Business Overview

Commercial and residential service company focused on design and installation of epoxy, urethane and rubberized floor coatings. Customizable applications from aircraft hangers, commercial kitchens, garages, boat docks, driveways, pool decks, industrial space and more. Endless applications, if it can be walked on or drove on, it can be coated. This company comes with a trademarked brand, extensive equipment / vehicle list, trained and dedicated staff and low customer concentration. One of the fastest growing floor companies in its market. After a decade of building the company from the ground up, the owners are ready to retire. All the pieces are in place for a new owner to continue its fast paced growth, or an add-on acquisition for existing company to enter one of the fastest growing markets in Florida.

Financial

  • Asking Price: $650,000
  • Cash Flow: $219,886
  • Gross Revenue: $121,655
  • EBITDA: N/A
  • FF&E: $260,705
  • Inventory: $130,000
  • Inventory Included: Yes
  • Established: 2012

Detailed Information

  • Property Owned or Leased:N/A
  • Property Included:N/A
  • Building Square Footage:N/A
  • Lot Size:N/A
  • Total Number of Employees:10
  • Furniture, Fixtures and Equipment:N/A
Is Support & Training Included:

5 weeks

Purpose For Selling:

Other Interests

Additional Info

The venture was founded in 2012, making the business 10 years old.
The transaction will include inventory valued at $130,000, which is included in the asking price.

Why is the Current Owner Selling The Business?

There are all types of reasons why people decide to sell businesses. Nonetheless, the genuine reason and the one they tell you might be 2 entirely different things. For instance, they may state "I have way too many other commitments" or "I am retiring". For lots of sellers, these reasons stand. But, for some, these may just be excuses to try to conceal the reality of changing demographics, increased competition, recent decrease in incomes, or an array of various other reasons. This is why it is extremely important that you not rely entirely on a vendor's word, yet rather, use the vendor's solution together with your overall due diligence. This will repaint an extra realistic image of the business's current scenario.

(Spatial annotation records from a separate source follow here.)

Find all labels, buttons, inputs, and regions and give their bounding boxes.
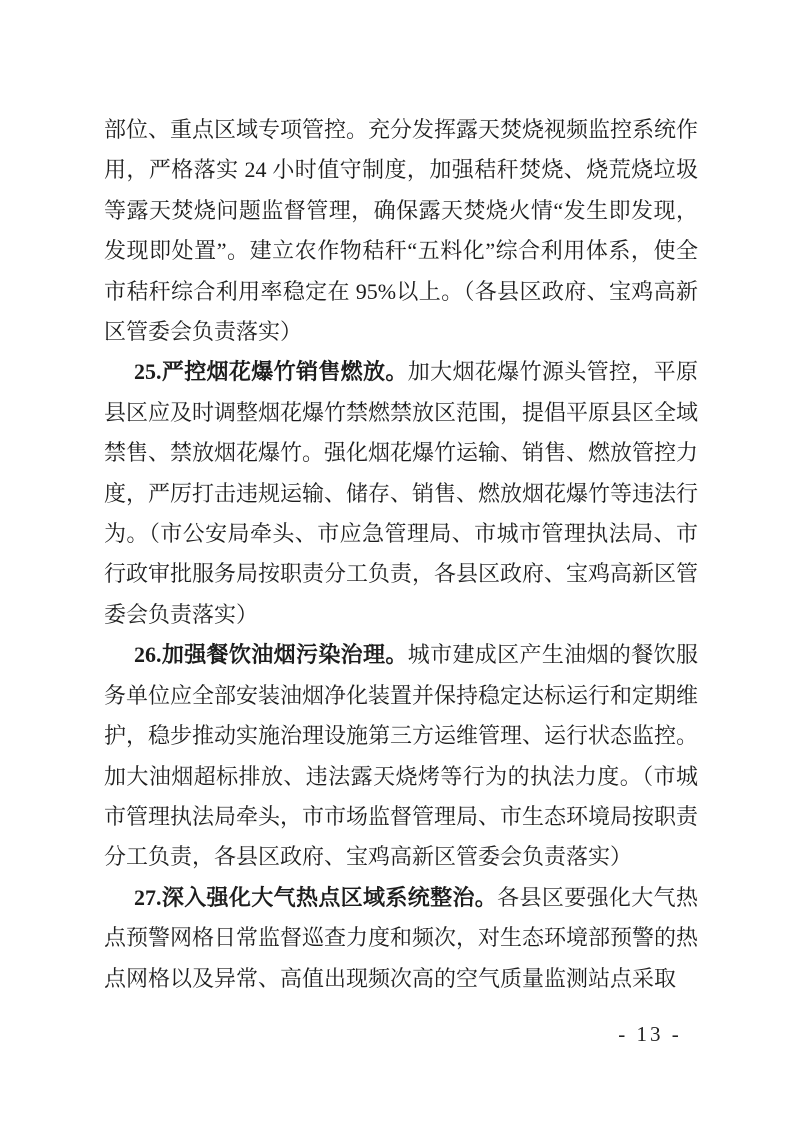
paragraph-text: 城市建成区产生油烟的餐饮服务单位应全部安装油烟净化装置并保持稳定达标运行和定期维… [104,642,698,869]
paragraph-heading: 27.深入强化大气热点区域系统整治。 [134,885,497,910]
paragraph: 27.深入强化大气热点区域系统整治。各县区要强化大气热点预警网格日常监督巡查力度… [104,878,698,999]
paragraph: 部位、重点区域专项管控。充分发挥露天焚烧视频监控系统作用，严格落实 24 小时值… [104,110,698,352]
paragraph-heading: 25.严控烟花爆竹销售燃放。 [134,359,408,384]
paragraph-text: 加大烟花爆竹源头管控，平原县区应及时调整烟花爆竹禁燃禁放区范围，提倡平原县区全域… [104,359,698,626]
paragraph: 25.严控烟花爆竹销售燃放。加大烟花爆竹源头管控，平原县区应及时调整烟花爆竹禁燃… [104,352,698,635]
document-page: 部位、重点区域专项管控。充分发挥露天焚烧视频监控系统作用，严格落实 24 小时值… [0,0,800,1131]
document-body: 部位、重点区域专项管控。充分发挥露天焚烧视频监控系统作用，严格落实 24 小时值… [104,110,698,999]
paragraph: 26.加强餐饮油烟污染治理。城市建成区产生油烟的餐饮服务单位应全部安装油烟净化装… [104,635,698,877]
page-number: - 13 - [595,1022,705,1047]
paragraph-heading: 26.加强餐饮油烟污染治理。 [134,642,408,667]
paragraph-text: 部位、重点区域专项管控。充分发挥露天焚烧视频监控系统作用，严格落实 24 小时值… [104,117,698,344]
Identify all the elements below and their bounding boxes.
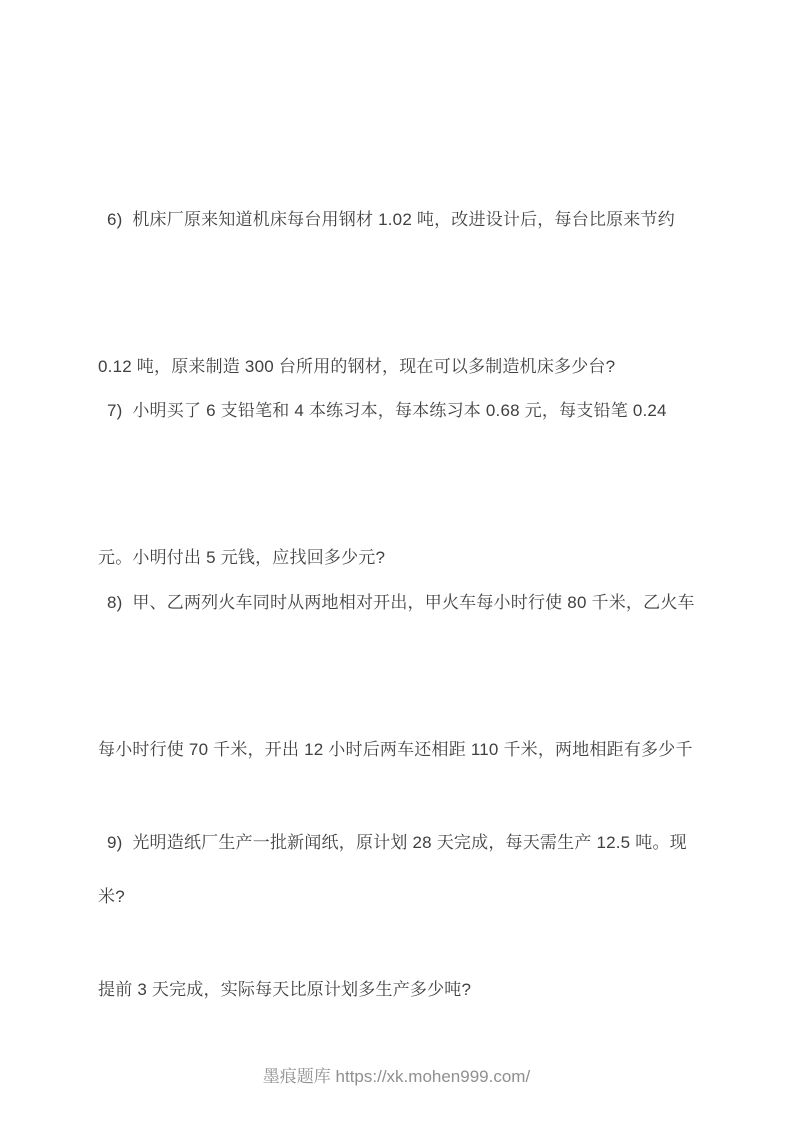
problem-line: 6) 机床厂原来知道机床每台用钢材 1.02 吨，改进设计后，每台比原来节约 (98, 195, 675, 244)
footer-url[interactable]: https://xk.mohen999.com/ (336, 1067, 531, 1086)
worksheet-page: 6) 机床厂原来知道机床每台用钢材 1.02 吨，改进设计后，每台比原来节约 0… (0, 0, 793, 1122)
problem-9: 9) 光明造纸厂生产一批新闻纸，原计划 28 天完成，每天需生产 12.5 吨。… (98, 720, 687, 1112)
problem-line: 8) 甲、乙两列火车同时从两地相对开出，甲火车每小时行使 80 千米，乙火车 (98, 578, 695, 627)
footer-site-name: 墨痕题库 (263, 1067, 331, 1086)
problem-line: 9) 光明造纸厂生产一批新闻纸，原计划 28 天完成，每天需生产 12.5 吨。… (98, 818, 687, 867)
problem-line: 7) 小明买了 6 支铅笔和 4 本练习本，每本练习本 0.68 元，每支铅笔 … (98, 386, 667, 435)
page-footer: 墨痕题库 https://xk.mohen999.com/ (0, 1065, 793, 1089)
problem-line: 提前 3 天完成，实际每天比原计划多生产多少吨? (98, 965, 687, 1014)
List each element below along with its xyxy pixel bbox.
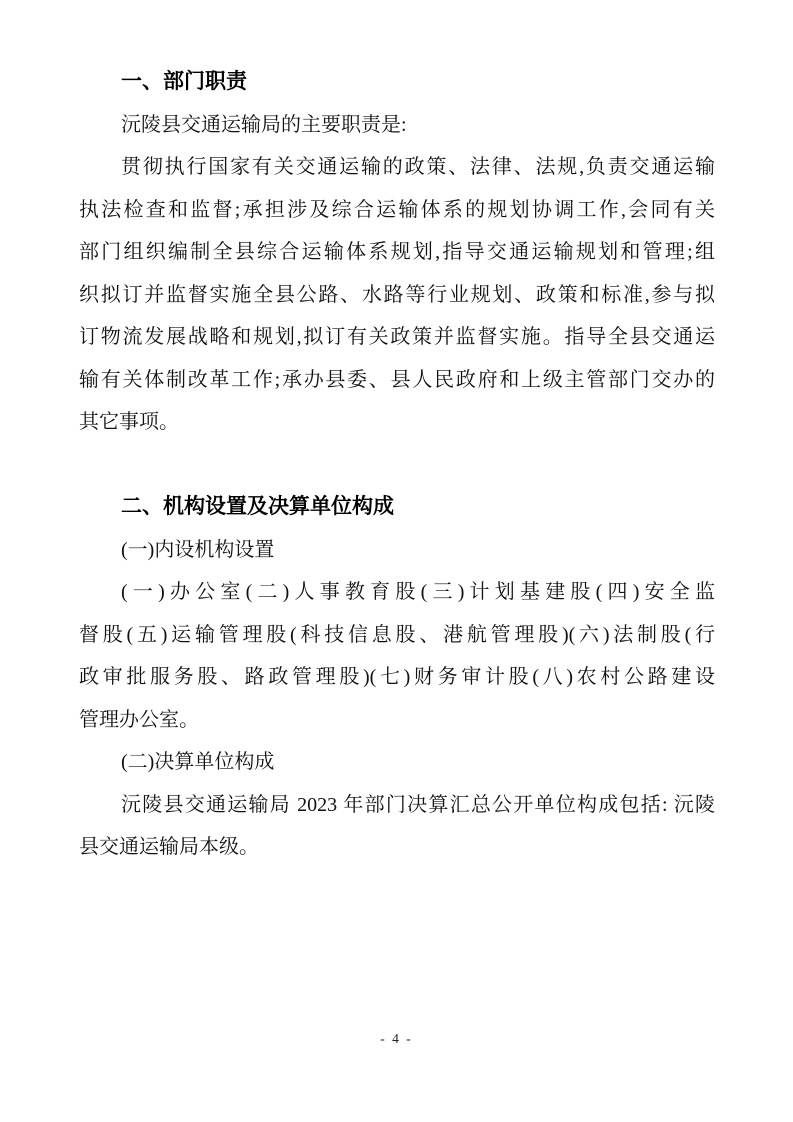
section-2-heading: 二、机构设置及决算单位构成 — [79, 486, 715, 529]
section-2-sub-1-line: 政审批服务股、路政管理股)(七)财务审计股(八)农村公路建设 — [79, 656, 715, 699]
section-2-sub-1-title: (一)内设机构设置 — [79, 529, 715, 572]
document-body: 一、部门职责 沅陵县交通运输局的主要职责是: 贯彻执行国家有关交通运输的政策、法… — [79, 61, 715, 869]
section-2-sub-1-line: (一)办公室(二)人事教育股(三)计划基建股(四)安全监 — [79, 571, 715, 614]
section-2-sub-2-line: 沅陵县交通运输局 2023 年部门决算汇总公开单位构成包括: 沅陵 — [79, 784, 715, 827]
section-1-paragraph-line: 其它事项。 — [79, 401, 715, 444]
section-1-paragraph-line: 输有关体制改革工作;承办县委、县人民政府和上级主管部门交办的 — [79, 359, 715, 402]
section-1-intro-line: 沅陵县交通运输局的主要职责是: — [79, 104, 715, 147]
section-1-paragraph-line: 贯彻执行国家有关交通运输的政策、法律、法规,负责交通运输 — [79, 146, 715, 189]
section-2-sub-1-line: 管理办公室。 — [79, 699, 715, 742]
section-1-paragraph-line: 部门组织编制全县综合运输体系规划,指导交通运输规划和管理;组 — [79, 231, 715, 274]
section-1-heading: 一、部门职责 — [79, 61, 715, 104]
blank-line — [79, 444, 715, 487]
page-number: - 4 - — [0, 1031, 793, 1047]
section-2-sub-1-line: 督股(五)运输管理股(科技信息股、港航管理股)(六)法制股(行 — [79, 614, 715, 657]
document-page: 一、部门职责 沅陵县交通运输局的主要职责是: 贯彻执行国家有关交通运输的政策、法… — [0, 0, 793, 1122]
section-1-paragraph-line: 订物流发展战略和规划,拟订有关政策并监督实施。指导全县交通运 — [79, 316, 715, 359]
section-1-paragraph-line: 织拟订并监督实施全县公路、水路等行业规划、政策和标准,参与拟 — [79, 274, 715, 317]
section-1-paragraph-line: 执法检查和监督;承担涉及综合运输体系的规划协调工作,会同有关 — [79, 189, 715, 232]
section-2-sub-2-title: (二)决算单位构成 — [79, 741, 715, 784]
section-2-sub-2-line: 县交通运输局本级。 — [79, 826, 715, 869]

Existing Debts and Future Obligations

If the current business is in debt, which many companies are, then you will certainly need to consider this when valuating/preparing your deal. Many companies take out loans with the purpose of covering things like inventory, payroll, accounts payable, etc. Bear in mind that occasionally this can mean that profit margins are too tight. Many organisations come under a revolving door of taking on debt as a way to pay back other loans. Along with debts, there may likewise be future commitments to take into consideration. There may be an outstanding lease on tools or the building where the business resides. The business may have existing contracts with suppliers that need to be met or may cause charges if canceled early.

Understanding the Customer Base, Competition and Area Demographics

Just how do businesses in the area attract new customers? Often times, businesses have repeat clients, which develop the core of their everyday profits. Specific variables such as brand-new competitors sprouting up around the area, roadway building, and also employee turnover can impact repeat customers and adversely affect future incomes. One vital thing to take into consideration is the area of the business. Is it in a very trafficked shopping center, or is it hidden from the highway? Certainly, the more individuals that see the business regularly, the higher the possibility to build a returning customer base. A final idea is the general location demographics. Is the business placed in a largely populated city, or is it situated on the outskirts of town? Exactly how might the local typical home earnings impact future earnings prospects?